Não, minhas férias ainda não acabaram. Mas depois de rodar todos os campings imagináveis do sul da França (algo entre 10 e 15) voltamos pra Argelès pra poder passar uma semaninha tranquila antes de voltar à babilônia.
Desisti de postar durante a viagem por vários motivos. Primeiro porque nem sempre tinha uma conexão boa, depois porque postar fotos era algo muito, muito complicado. Carregar a tablete nos campings também nem sempre era possível. E eu não queria perder meu precioso tempo de férias lutando contra todos esses empecilhos e provavelmente me irritando muito. Sem contar o cheri que reclama que eu passo tempo demais na internet. Não faço ideia de onde ele tira tamanha calúnia. :D
Mas tenho tanta coisa pra contar que nem sei como vou fazer pra organizar. Provavelmente vou virar blog monotemático por um tempinho. Mas antes de começar a maratona, aproveito para indicar um livro maravilhoso que li esses dias, presente de despedida das mães das crianças que tomei conta até julho - La vie devant soi, de Romain Gary.

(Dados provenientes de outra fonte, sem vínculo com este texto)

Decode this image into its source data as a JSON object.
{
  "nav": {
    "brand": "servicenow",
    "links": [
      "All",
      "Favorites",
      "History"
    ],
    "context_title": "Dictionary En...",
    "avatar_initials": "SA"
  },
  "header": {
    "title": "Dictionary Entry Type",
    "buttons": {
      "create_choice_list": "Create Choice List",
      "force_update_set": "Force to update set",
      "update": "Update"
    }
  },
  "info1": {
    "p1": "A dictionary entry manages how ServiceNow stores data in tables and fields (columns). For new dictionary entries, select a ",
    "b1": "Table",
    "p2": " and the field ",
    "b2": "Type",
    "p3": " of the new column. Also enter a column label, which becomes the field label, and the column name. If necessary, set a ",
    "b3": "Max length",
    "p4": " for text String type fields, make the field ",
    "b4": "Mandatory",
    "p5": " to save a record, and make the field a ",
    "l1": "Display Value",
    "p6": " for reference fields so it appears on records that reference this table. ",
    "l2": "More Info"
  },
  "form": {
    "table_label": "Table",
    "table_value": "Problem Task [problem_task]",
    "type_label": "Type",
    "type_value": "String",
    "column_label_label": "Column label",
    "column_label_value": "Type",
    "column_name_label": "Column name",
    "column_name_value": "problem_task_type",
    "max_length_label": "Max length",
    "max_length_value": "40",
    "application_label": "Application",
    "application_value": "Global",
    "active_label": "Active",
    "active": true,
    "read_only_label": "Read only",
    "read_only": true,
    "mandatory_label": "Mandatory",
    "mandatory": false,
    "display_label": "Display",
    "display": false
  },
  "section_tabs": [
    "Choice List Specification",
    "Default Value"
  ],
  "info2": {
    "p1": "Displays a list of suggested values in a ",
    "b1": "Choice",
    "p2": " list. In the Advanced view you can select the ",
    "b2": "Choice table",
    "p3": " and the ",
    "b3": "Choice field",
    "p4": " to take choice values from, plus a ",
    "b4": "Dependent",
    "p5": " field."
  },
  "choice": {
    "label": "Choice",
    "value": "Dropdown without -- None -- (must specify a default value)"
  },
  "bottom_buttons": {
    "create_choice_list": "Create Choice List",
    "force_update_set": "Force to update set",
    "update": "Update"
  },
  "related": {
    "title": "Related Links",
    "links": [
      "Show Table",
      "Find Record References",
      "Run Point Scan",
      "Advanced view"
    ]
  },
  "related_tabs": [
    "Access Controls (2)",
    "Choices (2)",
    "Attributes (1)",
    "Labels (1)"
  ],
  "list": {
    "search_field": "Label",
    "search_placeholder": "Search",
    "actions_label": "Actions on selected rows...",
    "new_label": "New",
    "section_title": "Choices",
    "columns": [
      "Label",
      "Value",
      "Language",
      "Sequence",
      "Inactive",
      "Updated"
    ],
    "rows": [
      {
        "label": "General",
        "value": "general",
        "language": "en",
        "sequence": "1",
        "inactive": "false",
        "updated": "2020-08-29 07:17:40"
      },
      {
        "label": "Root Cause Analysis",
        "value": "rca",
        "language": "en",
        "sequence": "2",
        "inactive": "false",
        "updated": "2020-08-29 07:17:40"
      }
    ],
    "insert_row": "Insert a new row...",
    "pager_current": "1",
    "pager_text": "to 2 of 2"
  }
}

Ja tinha ouvido falar do autor, pois ele conseguiu um fato inédito: ganhou o prêmio Goncourt, o mais importante da língua francesa, duas vezes. Normalmente, um escritor só pode ganhar uma vez na vida, mas Gary driblou as regras do jogo com um artifício simples - um pseudônimo. Na verdade, La vie devant soi, de 1975, é assinado por Émile Ajar, personagem que seu sobrinho aceitou encarnar por oito anos (alias, o falso escritor morava em Caniac, aquela cidadezinha do avô do cheri que falei no post do Lot). O primeiro Goncourt, Gary ganhou com Racines du ciel, de 1956. Quer prova maior de que o cara é bom?
Fui procurar o título do livro em português e vocês podem imaginar o tamanho da minha surpresa ao descobrir que a primeira tradução saiu em... 2011! A má notícia é que acho que é em português de Portugal. Mas não tenho certeza, não dá pra pesquisar muito aqui. Então procurem aí: Uma vida a sua frente, Romain Gary (Émile Ajar). Se não me engano tem um filme também. Hoje eu tô que tô pra dar informações, heim? Quando voltar pra Paris procuro tudo direitinho.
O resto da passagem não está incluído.